Types of Illinois Lease Termination Notice Forms
|Notice Form||Lease Length|
|7 Day Notice to Vacate||Weekly|
|30 Day Notice to Vacate||Monthly / Less than 1 Year|
|60 Day Notice to Vacate||Yearly|
|120 Day Notice to Vacate||Lease Over 3 Years|
Illinois 7 Day Notice to Vacate
An Illinois 7 Day Notice to Vacate form is used by the landlord or the tenant to terminate a week-to-week lease in all locations. This letter may also be used for tenants with no written lease that pay rent weekly. The notice must be delivered by either party at least seven (7) calendar days prior to the end date specified in the notice.
Illinois 30 Day Notice to Vacate
An Illinois 30 Day Notice to Vacate form is used by the landlord or the tenant to terminate a month-to-month lease or a tenancy of less than one (1) year, other than week-to-week. In Chicago, this lease termination letter may be used to terminate a tenancy of up to six (6) months in length, other than a tenancy from week-to-week.
This letter may also be used for tenants with no written lease that pay rent monthly or for tenant with an expired lease.
Any tenant that holds over or overstays the lease without a special agreement may also be provided a lease termination letter by the landlord with at least thirty (30) calendar days notice to vacate the premises.
The lease termination letter must be delivered by either party at least thirty (30) calendar days prior to the termination date.
Illinois 60 Day Notice to Vacate
An Illinois 60 Day Notice to Vacate form is used by the landlord or the tenant to terminate a tenancy from year-to-year.

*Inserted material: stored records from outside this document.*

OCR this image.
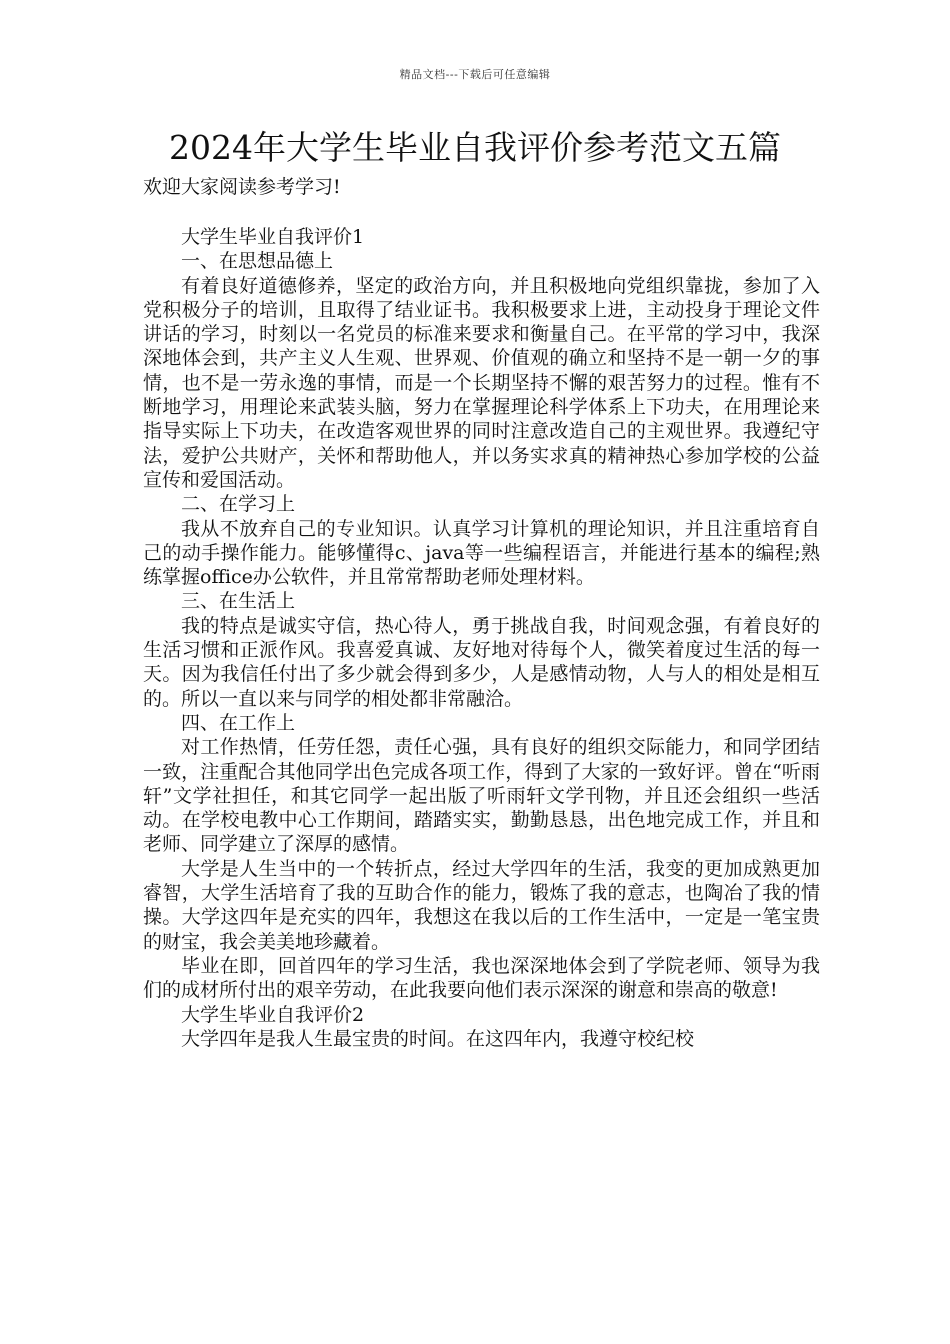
精品文档---下载后可任意编辑
2024年大学生毕业自我评价参考范文五篇
欢迎大家阅读参考学习!

大学生毕业自我评价1

一、在思想品德上

有着良好道德修养，坚定的政治方向，并且积极地向党组织靠拢，参加了入党积极分子的培训，且取得了结业证书。我积极要求上进，主动投身于理论文件讲话的学习，时刻以一名党员的标准来要求和衡量自己。在平常的学习中，我深深地体会到，共产主义人生观、世界观、价值观的确立和坚持不是一朝一夕的事情，也不是一劳永逸的事情，而是一个长期坚持不懈的艰苦努力的过程。惟有不断地学习，用理论来武装头脑，努力在掌握理论科学体系上下功夫，在用理论来指导实际上下功夫，在改造客观世界的同时注意改造自己的主观世界。我遵纪守法，爱护公共财产，关怀和帮助他人，并以务实求真的精神热心参加学校的公益宣传和爱国活动。

二、在学习上

我从不放弃自己的专业知识。认真学习计算机的理论知识，并且注重培育自己的动手操作能力。能够懂得c、java等一些编程语言，并能进行基本的编程;熟练掌握office办公软件，并且常常帮助老师处理材料。

三、在生活上

我的特点是诚实守信，热心待人，勇于挑战自我，时间观念强，有着良好的生活习惯和正派作风。我喜爱真诚、友好地对待每个人，微笑着度过生活的每一天。因为我信任付出了多少就会得到多少，人是感情动物，人与人的相处是相互的。所以一直以来与同学的相处都非常融洽。

四、在工作上

对工作热情，任劳任怨，责任心强，具有良好的组织交际能力，和同学团结一致，注重配合其他同学出色完成各项工作，得到了大家的一致好评。曾在“听雨轩”文学社担任，和其它同学一起出版了听雨轩文学刊物，并且还会组织一些活动。在学校电教中心工作期间，踏踏实实，勤勤恳恳，出色地完成工作，并且和老师、同学建立了深厚的感情。

大学是人生当中的一个转折点，经过大学四年的生活，我变的更加成熟更加睿智，大学生活培育了我的互助合作的能力，锻炼了我的意志，也陶冶了我的情操。大学这四年是充实的四年，我想这在我以后的工作生活中，一定是一笔宝贵的财宝，我会美美地珍藏着。

毕业在即，回首四年的学习生活，我也深深地体会到了学院老师、领导为我们的成材所付出的艰辛劳动，在此我要向他们表示深深的谢意和崇高的敬意!

大学生毕业自我评价2

大学四年是我人生最宝贵的时间。在这四年内，我遵守校纪校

In Chicago, this notice may also be used to terminate a tenancy of six (6) months to three (3) years in length or as a notice of non-renewal of the lease.

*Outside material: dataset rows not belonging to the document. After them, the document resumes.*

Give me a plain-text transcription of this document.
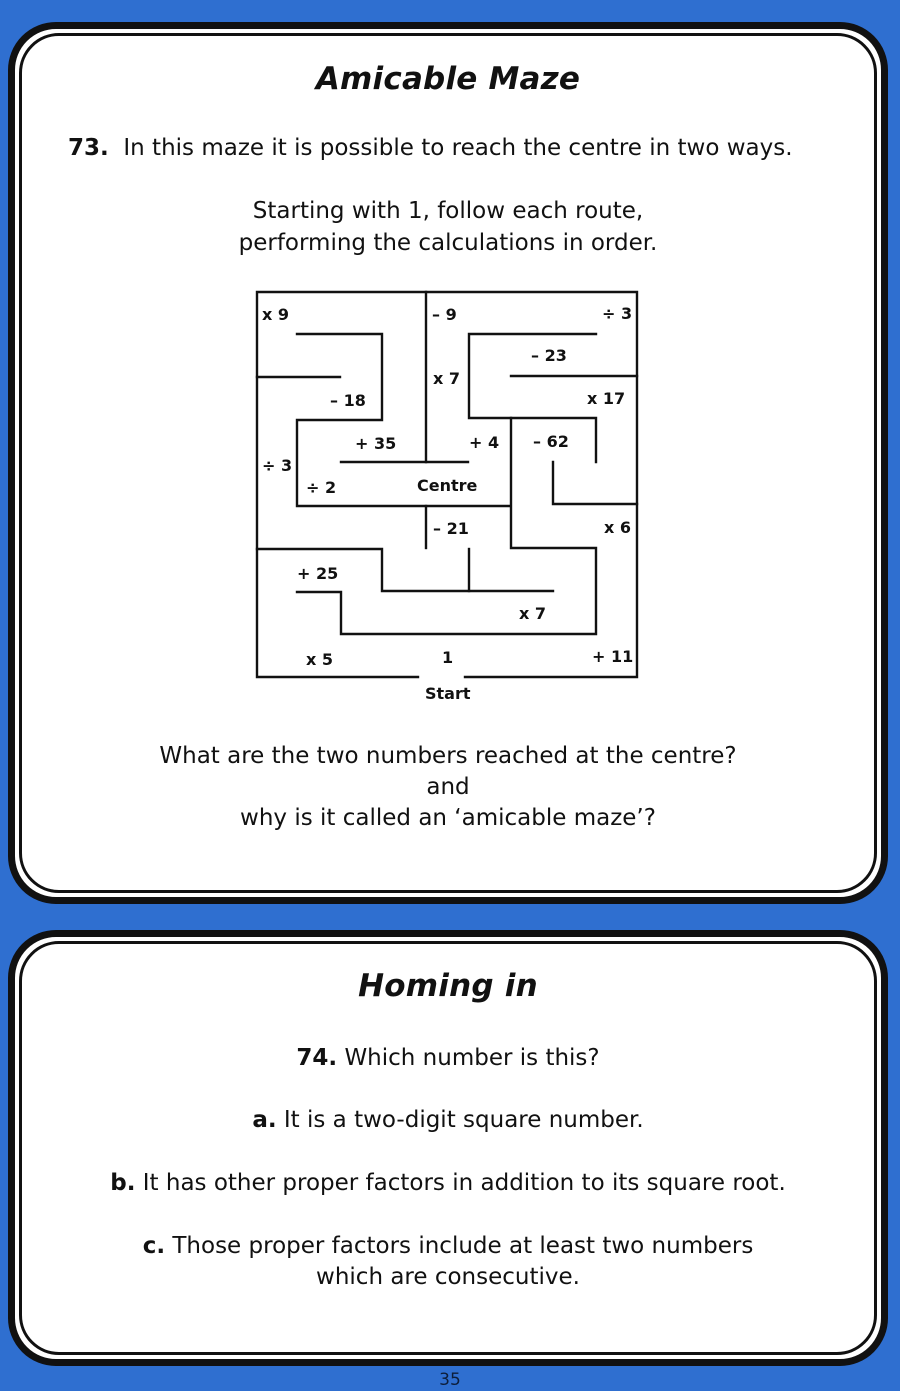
Amicable Maze
73. In this maze it is possible to reach the centre in two ways.
Starting with 1, follow each route,
performing the calculations in order.
What are the two numbers reached at the centre?
and
why is it called an ‘amicable maze’?
x 9	– 9	÷ 3
– 23
x 7
– 18	x 17
+ 35	+ 4 – 62
÷ 3
÷ 2	Centre
– 21	x 6
+ 25
x 7
x 5	1	+ 11
Start
Homing in
74. Which number is this?
a. It is a two-digit square number.
b. It has other proper factors in addition to its square root.
c. Those proper factors include at least two numbers
which are consecutive.
35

The lease termination letter must be provided by either party at least sixty (60) calendar days before the end date specified in the letter.

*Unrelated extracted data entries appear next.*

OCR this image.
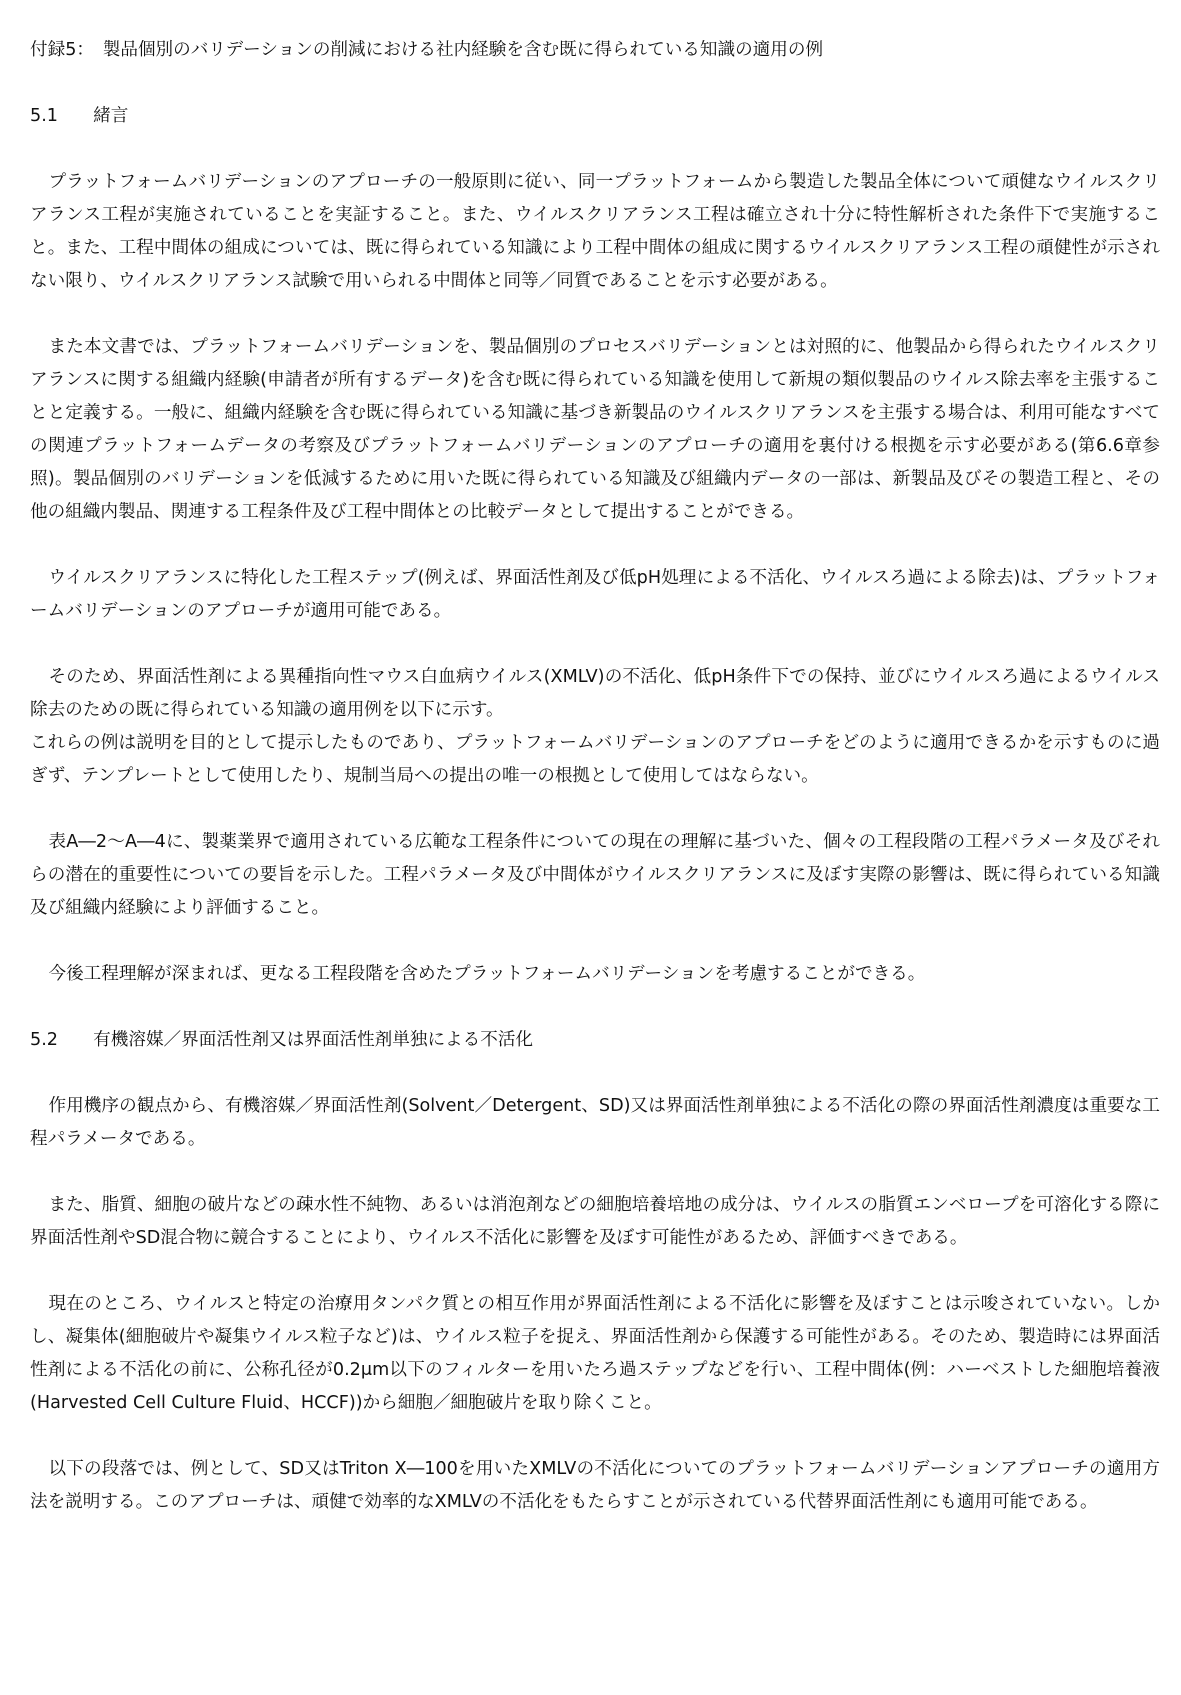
付録5：　製品個別のバリデーションの削減における社内経験を含む既に得られている知識の適用の例

5.1　　緒言

プラットフォームバリデーションのアプローチの一般原則に従い、同一プラットフォームから製造した製品全体について頑健なウイルスクリアランス工程が実施されていることを実証すること。また、ウイルスクリアランス工程は確立され十分に特性解析された条件下で実施すること。また、工程中間体の組成については、既に得られている知識により工程中間体の組成に関するウイルスクリアランス工程の頑健性が示されない限り、ウイルスクリアランス試験で用いられる中間体と同等／同質であることを示す必要がある。

また本文書では、プラットフォームバリデーションを、製品個別のプロセスバリデーションとは対照的に、他製品から得られたウイルスクリアランスに関する組織内経験(申請者が所有するデータ)を含む既に得られている知識を使用して新規の類似製品のウイルス除去率を主張することと定義する。一般に、組織内経験を含む既に得られている知識に基づき新製品のウイルスクリアランスを主張する場合は、利用可能なすべての関連プラットフォームデータの考察及びプラットフォームバリデーションのアプローチの適用を裏付ける根拠を示す必要がある(第6.6章参照)。製品個別のバリデーションを低減するために用いた既に得られている知識及び組織内データの一部は、新製品及びその製造工程と、その他の組織内製品、関連する工程条件及び工程中間体との比較データとして提出することができる。

ウイルスクリアランスに特化した工程ステップ(例えば、界面活性剤及び低pH処理による不活化、ウイルスろ過による除去)は、プラットフォームバリデーションのアプローチが適用可能である。

そのため、界面活性剤による異種指向性マウス白血病ウイルス(XMLV)の不活化、低pH条件下での保持、並びにウイルスろ過によるウイルス除去のための既に得られている知識の適用例を以下に示す。

これらの例は説明を目的として提示したものであり、プラットフォームバリデーションのアプローチをどのように適用できるかを示すものに過ぎず、テンプレートとして使用したり、規制当局への提出の唯一の根拠として使用してはならない。

表A―2～A―4に、製薬業界で適用されている広範な工程条件についての現在の理解に基づいた、個々の工程段階の工程パラメータ及びそれらの潜在的重要性についての要旨を示した。工程パラメータ及び中間体がウイルスクリアランスに及ぼす実際の影響は、既に得られている知識及び組織内経験により評価すること。

今後工程理解が深まれば、更なる工程段階を含めたプラットフォームバリデーションを考慮することができる。

5.2　　有機溶媒／界面活性剤又は界面活性剤単独による不活化

作用機序の観点から、有機溶媒／界面活性剤(Solvent／Detergent、SD)又は界面活性剤単独による不活化の際の界面活性剤濃度は重要な工程パラメータである。

また、脂質、細胞の破片などの疎水性不純物、あるいは消泡剤などの細胞培養培地の成分は、ウイルスの脂質エンベロープを可溶化する際に界面活性剤やSD混合物に競合することにより、ウイルス不活化に影響を及ぼす可能性があるため、評価すべきである。

現在のところ、ウイルスと特定の治療用タンパク質との相互作用が界面活性剤による不活化に影響を及ぼすことは示唆されていない。しかし、凝集体(細胞破片や凝集ウイルス粒子など)は、ウイルス粒子を捉え、界面活性剤から保護する可能性がある。そのため、製造時には界面活性剤による不活化の前に、公称孔径が0.2μm以下のフィルターを用いたろ過ステップなどを行い、工程中間体(例：ハーベストした細胞培養液(Harvested Cell Culture Fluid、HCCF))から細胞／細胞破片を取り除くこと。

以下の段落では、例として、SD又はTriton X―100を用いたXMLVの不活化についてのプラットフォームバリデーションアプローチの適用方法を説明する。このアプローチは、頑健で効率的なXMLVの不活化をもたらすことが示されている代替界面活性剤にも適用可能である。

Illinois 120 Day Notice to Vacate
An Illinois 120 Day Notice to Vacate is most commonly used in Chicago as a legal letter to terminate a tenancy of over three (3) years or as notice of non-renewal of the lease.
The letter may be served at least one hundred and twenty (120) calendar days prior to the termination date or the expiration of the lease.
How to Write a Lease Termination Notice in Illinois
For a lease termination notice to be legally compliant:
- State who the legal letter is addressed to (use full name of the receiving party).
- Include the termination date of the lease or tenancy.
- Fill in the full address of the rental premises.
- For tenants, provide your new address and an updated phone number.
- Sign the notice and print your name.
- For landlords, include contact information, such as address and phone number.
- Complete the certificate of service by indicating the date and method of notice delivery along with printed name and signature.
Without this information on the lease termination notice, a judge may not be able to proceed with legal action.
How to Calculate Expiration Date in Illinois
A lease termination letter takes effect the day after it is served. Lease termination letters must be delivered at least the legally required number of calendar days in advance of the termination date. For example, if a landlord is terminating a month-to-month lease or a tenancy of less than one (1) year on June 30th, the letter must be served by either party before June 1st.
If the last day of the notice period falls on a weekend or legal holiday, then the notice period will not officially expire until the end of the following judicial day (a day when the courthouse is open).
How to Serve a Lease Termination Notice in Illinois
A landlord or tenant can deliver lease termination notices in Illinois using any of the below acceptable methods:
- Handing the notice to the receiving party in person;
- Handing the notice to a person at the premises who can accept the legal letter on behalf of the other party;
- Mailing the notice by certified or registered mail with a return receipt.